The junior doctors’ front has withdrawn its call for a “pen-down” programme on Tuesday that would have affected patient services at both government and private hospitals across the state.
The striking medics said some senior doctors had advised against another shutdown of all services, except emergency services, in the middle of their long cease-work since the August 9 rape and murder of a 31-year-old postgraduate trainee at RG Kar.
The senior doctors had also cautioned that such a step might put them on the wrong foot ahead of Thursday’s Supreme Court hearing.
A pen-down would have entailed even senior doctors withdrawing from all non-emergency services for a day.
“We have withdrawn the call for a pen-down programme on Tuesday,” said Aniket Mahato, a postgraduate trainee at RG Kar.
He said two other programmes — a march to Lalbazar on Monday and a call for people to switch off their lights and light candles for an hour on Wednesday night — would go ahead as scheduled.
While Bengal’s junior doctors — who number between 8,000 and 10,000 — worked at the emergency departments on August 9 and 10, they extended their cease-work
also to emergency duties from August 11.
Health department officials have said that at least seven people, including a newborn girl, died after failing to receive treatment at government hospitals affected by the junior doctors’ cease-work, The Telegraph had reported on Sunday.
The department had “verified” each of the seven deaths and the circumstances in which it happened, an official said.
According to the state health department, at least 5,000 scheduled surgeries had been cancelled across the state’s 26 government medical college hospitals because of the ongoing cease-work.
Several senior doctors told this newspaper that it was prudent not to go ahead with the pen-down protest because the long absence of junior doctors from OPDs and indoor patient services had severely affected services at government teaching hospitals.
A faculty member at the paediatric department of a medical college said the department had about 45 junior doctors and only 16 faculty members. The entire department is now being run by the faculty, some of whom are elderly.
A junior doctor said some of their seniors felt that if all doctors withdrew from all non-emergency services on Tuesday, it might go against the doctors when the Supreme Court heard the RG Kar case on Thursday.
“This is a prudent decision, because I cannot deny that patient services have been hit in the absence of junior doctors. Their number is so large that their absence is bound to impact services,” a faculty member at a government medical college in Calcutta said.
The faculty member said that some of the ageing professors were finding it tough to run around and devote the necessary time to every critical patient. Usually, the professors advise the junior doctors, who monitor critical patients round the clock.

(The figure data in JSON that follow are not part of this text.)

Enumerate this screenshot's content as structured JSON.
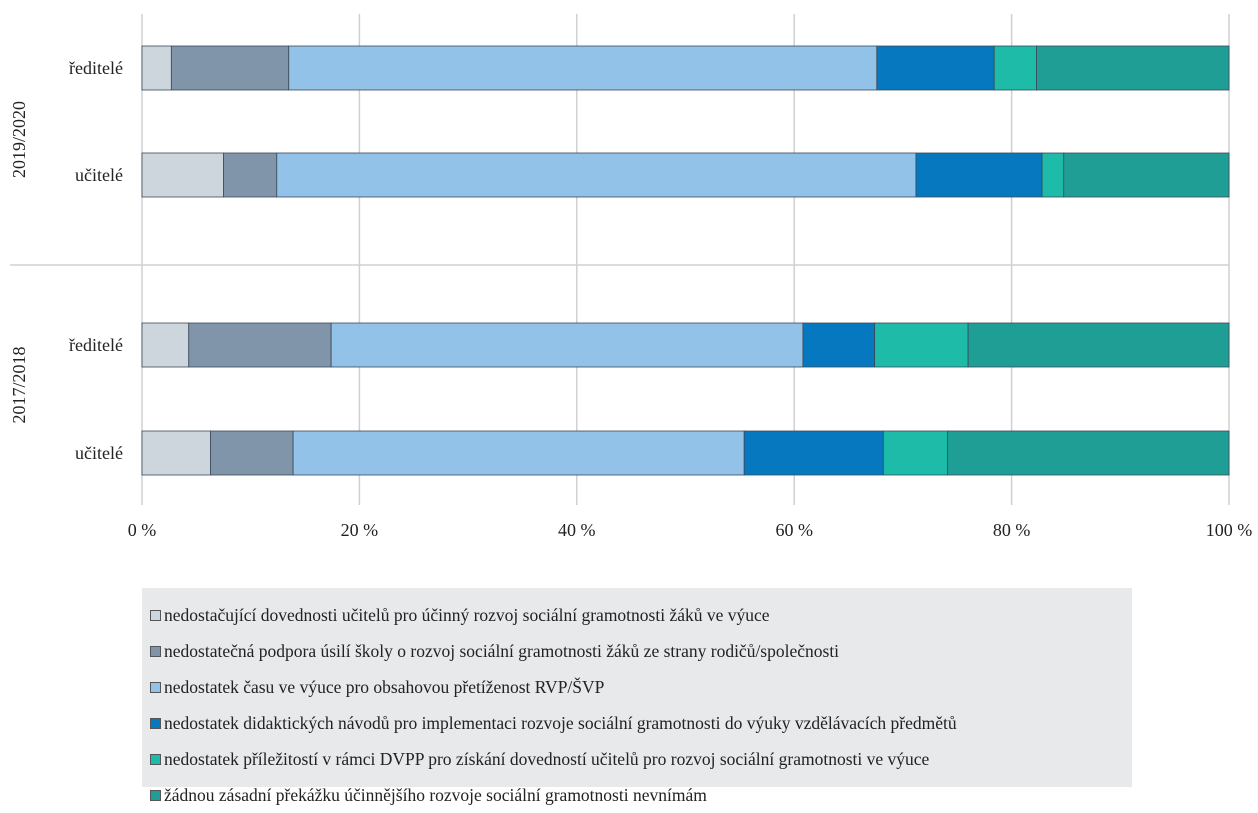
{
  "chart_data": {
    "type": "bar",
    "orientation": "horizontal",
    "stacked": "percent",
    "groups": [
      {
        "label": "2019/2020",
        "categories": [
          "ředitelé",
          "učitelé"
        ]
      },
      {
        "label": "2017/2018",
        "categories": [
          "ředitelé",
          "učitelé"
        ]
      }
    ],
    "series": [
      {
        "name": "nedostačující dovednosti učitelů pro účinný rozvoj sociální gramotnosti žáků ve výuce",
        "color": "#cdd5dd",
        "values": [
          2.7,
          7.5,
          4.3,
          6.3
        ]
      },
      {
        "name": "nedostatečná podpora úsilí školy o rozvoj sociální gramotnosti žáků ze strany rodičů/společnosti",
        "color": "#8094aa",
        "values": [
          10.8,
          4.9,
          13.1,
          7.6
        ]
      },
      {
        "name": "nedostatek času ve výuce pro obsahovou přetíženost RVP/ŠVP",
        "color": "#92c2e8",
        "values": [
          54.1,
          58.8,
          43.4,
          41.5
        ]
      },
      {
        "name": "nedostatek didaktických návodů pro implementaci rozvoje sociální gramotnosti do výuky vzdělávacích předmětů",
        "color": "#0578bf",
        "values": [
          10.8,
          11.6,
          6.6,
          12.8
        ]
      },
      {
        "name": "nedostatek příležitostí v rámci DVPP pro získání dovedností učitelů pro rozvoj sociální gramotnosti ve výuce",
        "color": "#1dbba8",
        "values": [
          3.9,
          2.0,
          8.6,
          5.9
        ]
      },
      {
        "name": "žádnou zásadní překážku účinnějšího rozvoje sociální gramotnosti nevnímám",
        "color": "#1f9e96",
        "values": [
          17.7,
          15.2,
          24.0,
          25.9
        ]
      }
    ],
    "xaxis": {
      "ticks": [
        "0 %",
        "20 %",
        "40 %",
        "60 %",
        "80 %",
        "100 %"
      ],
      "range": [
        0,
        100
      ]
    },
    "grid": true,
    "legend_position": "bottom"
  }
}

A senior consultant with a private hospital in south Calcutta said he supported the protest and wanted it to continue, but the junior doctors also needed to introspect on how to carry the agitation forward.
“It has been a long cease-work. I think the protests should continue, but the junior doctors should return to work to the extent possible,” the consultant said.
“The protest is for a just cause and must go on, but patient services cannot be impacted further.”
A postgraduate trainee at RG Kar said he was personally against a pen-down.
“We are ourselves organising the telemedicine and physical clinics to reach out to patients. Then why this pen-down call? The front has now withdrawn the call for a pen-down on Tuesday,” the doctor said.
Junior doctors held a telemedicine clinic at RG Kar on Sunday. They will carry on with the clinic till the end of their cease-work, with junior doctors from all medical colleges participating by rotation.
On Sunday, junior doctors held physical outreach clinics at seven places across Calcutta, including sites at Esplanade and Kumartuli, outside the Academy of Fine Arts and at the Jadavpur 8B bus terminus. Junior doctors from seven medical colleges set up these camps. “We treated about 3,000 patients.... but the situation is not safe for us to resume work,” a junior doctor said.
All the prescriptions from the telemedicine clinics — sent via WhatsApp — and outreach clinics had “Abhaya Clinic” written at the top. All the patients were also given a printed piece of paper with the demands of the doctors listed there.
The chit requested everyone to switch off the lights at their homes between 9pm and 10pm on Wednesday and light candles outside on the roads.